IPEM Fellow awarded outreach prize

15/01/2024

AN IPEM Fellow has been awarded an outreach prize for her work to help educate schoolchildren about medical physics.

Professor Carmel Moran, who holds the Chair of Translational Ultrasound at the Centre for Cardiovascular Science at the Queen’s Medical Research Institute at the University of Edinburgh, has been awarded the IPEM Spiers’ Prize for Outreach.

She won a ScotPEN Wellcome Engagement Award for a project entitled ‘Imaging Inside-Out’, which was aimed at Scottish secondary school pupils to reveal how imaging and physics techniques are applied in clinical and preclinical (animal) scenarios to learn more about health and disease.
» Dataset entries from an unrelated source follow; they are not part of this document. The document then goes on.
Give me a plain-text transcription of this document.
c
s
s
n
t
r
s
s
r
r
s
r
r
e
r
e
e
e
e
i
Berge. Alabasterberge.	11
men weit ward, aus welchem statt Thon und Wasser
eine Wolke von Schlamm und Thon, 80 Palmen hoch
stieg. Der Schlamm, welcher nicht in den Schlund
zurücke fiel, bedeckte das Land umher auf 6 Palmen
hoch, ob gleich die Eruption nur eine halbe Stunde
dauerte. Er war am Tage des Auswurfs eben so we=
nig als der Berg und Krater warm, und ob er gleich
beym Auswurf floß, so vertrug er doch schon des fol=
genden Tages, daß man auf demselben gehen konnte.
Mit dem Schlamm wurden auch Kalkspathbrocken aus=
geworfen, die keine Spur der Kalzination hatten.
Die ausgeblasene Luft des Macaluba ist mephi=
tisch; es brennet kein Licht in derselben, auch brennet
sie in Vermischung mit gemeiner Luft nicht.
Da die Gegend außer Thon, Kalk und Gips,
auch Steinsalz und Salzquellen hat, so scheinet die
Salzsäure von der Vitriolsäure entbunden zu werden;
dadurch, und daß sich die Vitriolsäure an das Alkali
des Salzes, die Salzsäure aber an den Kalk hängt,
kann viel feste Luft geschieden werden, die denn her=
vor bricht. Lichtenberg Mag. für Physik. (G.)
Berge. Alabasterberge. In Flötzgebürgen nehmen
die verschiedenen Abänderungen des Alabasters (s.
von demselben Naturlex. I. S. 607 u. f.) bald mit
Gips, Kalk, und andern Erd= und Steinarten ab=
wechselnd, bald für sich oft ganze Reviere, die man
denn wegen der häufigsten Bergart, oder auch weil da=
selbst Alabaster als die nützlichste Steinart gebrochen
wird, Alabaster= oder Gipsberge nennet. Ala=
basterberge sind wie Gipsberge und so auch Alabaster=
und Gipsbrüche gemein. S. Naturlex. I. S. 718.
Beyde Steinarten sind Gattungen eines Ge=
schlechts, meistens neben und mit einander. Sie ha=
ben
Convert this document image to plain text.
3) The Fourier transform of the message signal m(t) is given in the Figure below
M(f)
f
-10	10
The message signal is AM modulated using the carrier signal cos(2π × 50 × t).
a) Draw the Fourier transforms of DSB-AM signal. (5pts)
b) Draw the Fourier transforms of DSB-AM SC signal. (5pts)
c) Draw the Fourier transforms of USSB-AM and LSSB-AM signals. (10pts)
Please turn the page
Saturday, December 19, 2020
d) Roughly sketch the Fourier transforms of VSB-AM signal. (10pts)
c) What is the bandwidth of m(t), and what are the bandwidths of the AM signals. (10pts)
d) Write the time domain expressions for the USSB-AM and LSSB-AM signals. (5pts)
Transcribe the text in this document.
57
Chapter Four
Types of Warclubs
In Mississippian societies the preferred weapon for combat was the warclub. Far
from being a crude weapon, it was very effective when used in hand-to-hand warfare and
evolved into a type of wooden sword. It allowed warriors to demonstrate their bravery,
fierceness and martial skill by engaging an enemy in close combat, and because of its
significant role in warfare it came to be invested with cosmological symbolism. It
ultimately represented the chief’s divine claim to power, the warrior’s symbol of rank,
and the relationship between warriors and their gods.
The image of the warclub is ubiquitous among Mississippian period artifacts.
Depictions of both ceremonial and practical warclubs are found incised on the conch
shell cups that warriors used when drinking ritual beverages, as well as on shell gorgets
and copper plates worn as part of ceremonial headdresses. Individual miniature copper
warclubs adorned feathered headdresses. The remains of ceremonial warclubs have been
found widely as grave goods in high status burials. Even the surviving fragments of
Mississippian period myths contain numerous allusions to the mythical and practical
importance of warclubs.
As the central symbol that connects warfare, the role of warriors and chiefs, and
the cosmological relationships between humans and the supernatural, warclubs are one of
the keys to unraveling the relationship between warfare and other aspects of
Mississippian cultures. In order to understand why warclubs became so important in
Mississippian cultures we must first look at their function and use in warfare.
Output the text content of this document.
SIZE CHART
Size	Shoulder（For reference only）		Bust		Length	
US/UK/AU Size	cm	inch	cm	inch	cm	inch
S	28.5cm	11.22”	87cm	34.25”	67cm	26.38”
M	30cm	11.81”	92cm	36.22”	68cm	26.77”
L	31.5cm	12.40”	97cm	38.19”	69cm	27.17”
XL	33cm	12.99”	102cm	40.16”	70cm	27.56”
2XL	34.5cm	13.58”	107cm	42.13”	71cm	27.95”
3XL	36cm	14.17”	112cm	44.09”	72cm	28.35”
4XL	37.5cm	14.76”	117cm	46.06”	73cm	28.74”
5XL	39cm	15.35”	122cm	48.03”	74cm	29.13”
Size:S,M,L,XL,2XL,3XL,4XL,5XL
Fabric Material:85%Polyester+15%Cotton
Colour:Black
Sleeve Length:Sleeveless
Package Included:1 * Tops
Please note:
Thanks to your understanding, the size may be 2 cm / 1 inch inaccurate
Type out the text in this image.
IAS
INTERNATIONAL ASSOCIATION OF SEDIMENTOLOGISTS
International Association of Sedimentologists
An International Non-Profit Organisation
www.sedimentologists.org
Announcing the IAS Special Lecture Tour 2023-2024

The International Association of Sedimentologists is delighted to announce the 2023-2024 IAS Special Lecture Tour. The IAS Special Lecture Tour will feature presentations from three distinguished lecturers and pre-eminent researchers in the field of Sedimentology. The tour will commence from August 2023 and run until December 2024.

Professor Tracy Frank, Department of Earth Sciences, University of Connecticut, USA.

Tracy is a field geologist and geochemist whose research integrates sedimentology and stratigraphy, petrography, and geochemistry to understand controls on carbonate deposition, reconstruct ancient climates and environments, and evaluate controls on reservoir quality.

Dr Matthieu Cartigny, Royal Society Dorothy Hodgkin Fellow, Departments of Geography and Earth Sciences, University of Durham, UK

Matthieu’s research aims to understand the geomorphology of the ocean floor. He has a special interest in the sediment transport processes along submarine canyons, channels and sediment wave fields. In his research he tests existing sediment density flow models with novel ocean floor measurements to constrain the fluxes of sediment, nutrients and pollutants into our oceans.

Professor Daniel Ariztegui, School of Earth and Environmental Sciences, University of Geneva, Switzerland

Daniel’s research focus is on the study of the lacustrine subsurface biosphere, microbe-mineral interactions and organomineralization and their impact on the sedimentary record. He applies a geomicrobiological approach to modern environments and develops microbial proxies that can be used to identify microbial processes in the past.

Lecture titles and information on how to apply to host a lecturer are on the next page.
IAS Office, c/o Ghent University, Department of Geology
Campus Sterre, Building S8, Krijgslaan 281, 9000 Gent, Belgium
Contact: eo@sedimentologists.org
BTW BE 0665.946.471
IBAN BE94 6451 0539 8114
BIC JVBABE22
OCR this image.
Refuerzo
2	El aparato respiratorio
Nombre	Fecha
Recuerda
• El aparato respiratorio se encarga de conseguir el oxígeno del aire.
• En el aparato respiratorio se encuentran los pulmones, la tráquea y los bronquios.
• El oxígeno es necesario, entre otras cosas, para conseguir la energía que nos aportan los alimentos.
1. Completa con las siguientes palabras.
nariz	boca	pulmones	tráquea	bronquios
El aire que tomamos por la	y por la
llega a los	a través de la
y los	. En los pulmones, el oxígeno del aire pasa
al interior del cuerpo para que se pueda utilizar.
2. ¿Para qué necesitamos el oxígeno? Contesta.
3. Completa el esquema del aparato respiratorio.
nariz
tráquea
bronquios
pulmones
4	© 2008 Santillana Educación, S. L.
Pupils were given a brief overview of imaging techniques used in hospitals (x-ray, ultrasound, magnetic resonance and positron emission tomography) and were asked if they had experienced any of them, which led to a discussion about the physics behind each technique.

Pupils used hand-held ultrasound scanners (of varying frequencies and hence resolution) to image 3D miniaturised shapes (cubes, pyramids, cones and spheres) of a range of sizes, embedded at different orientations in opaque gels.

Ultrasound images

A discussion was then held on other uses of ultrasound (veterinary applications and medical research) to seek views on the use of animals in medical research. Pupils were then encouraged to use the handheld ultrasound scanners to scan more objects (3D printed mice of different sizes embedded in opaque gel). The project also utilised the ultrasound foetal phantom from IPEM’s outreach equipment library.

The aim of the activity was to:

  • Discuss how physics is central to the development and implementation of diagnostic imaging techniques used in hospitals, and to chat about careers where these techniques may be encountered – medical physics, radiography, radiology etc
  • Discuss why we need to use animals in medical research
  • Give demonstrators more confidence in speaking to public groups about the physics of imaging techniques and about animal research.

The outreach activity has so far been delivered to a Scouts group in Edinburgh, and more than 160 schoolchildren at an outreach event at the University of Edinburgh and at two local high schools in the city.   

‘Engaged and excelled’

Professor Moran said: ‘I am delighted to win this IPEM Spiers outreach prize.  The outreach team, which is composed of students and post-doctoral researchers from both the University of Edinburgh and Heriot Watt University, have really engaged and excelled in discussing imaging physics with young people in schools and Scout groups.  This award is a tribute to their enthusiasm.’

Dr Anna Barnes, IPEM’s President, said: ‘Congratulations to Carmel and the team for their dedicated work to promote and educate schoolchildren about medical physics, a cornerstone of IPEM’s charitable objectives.’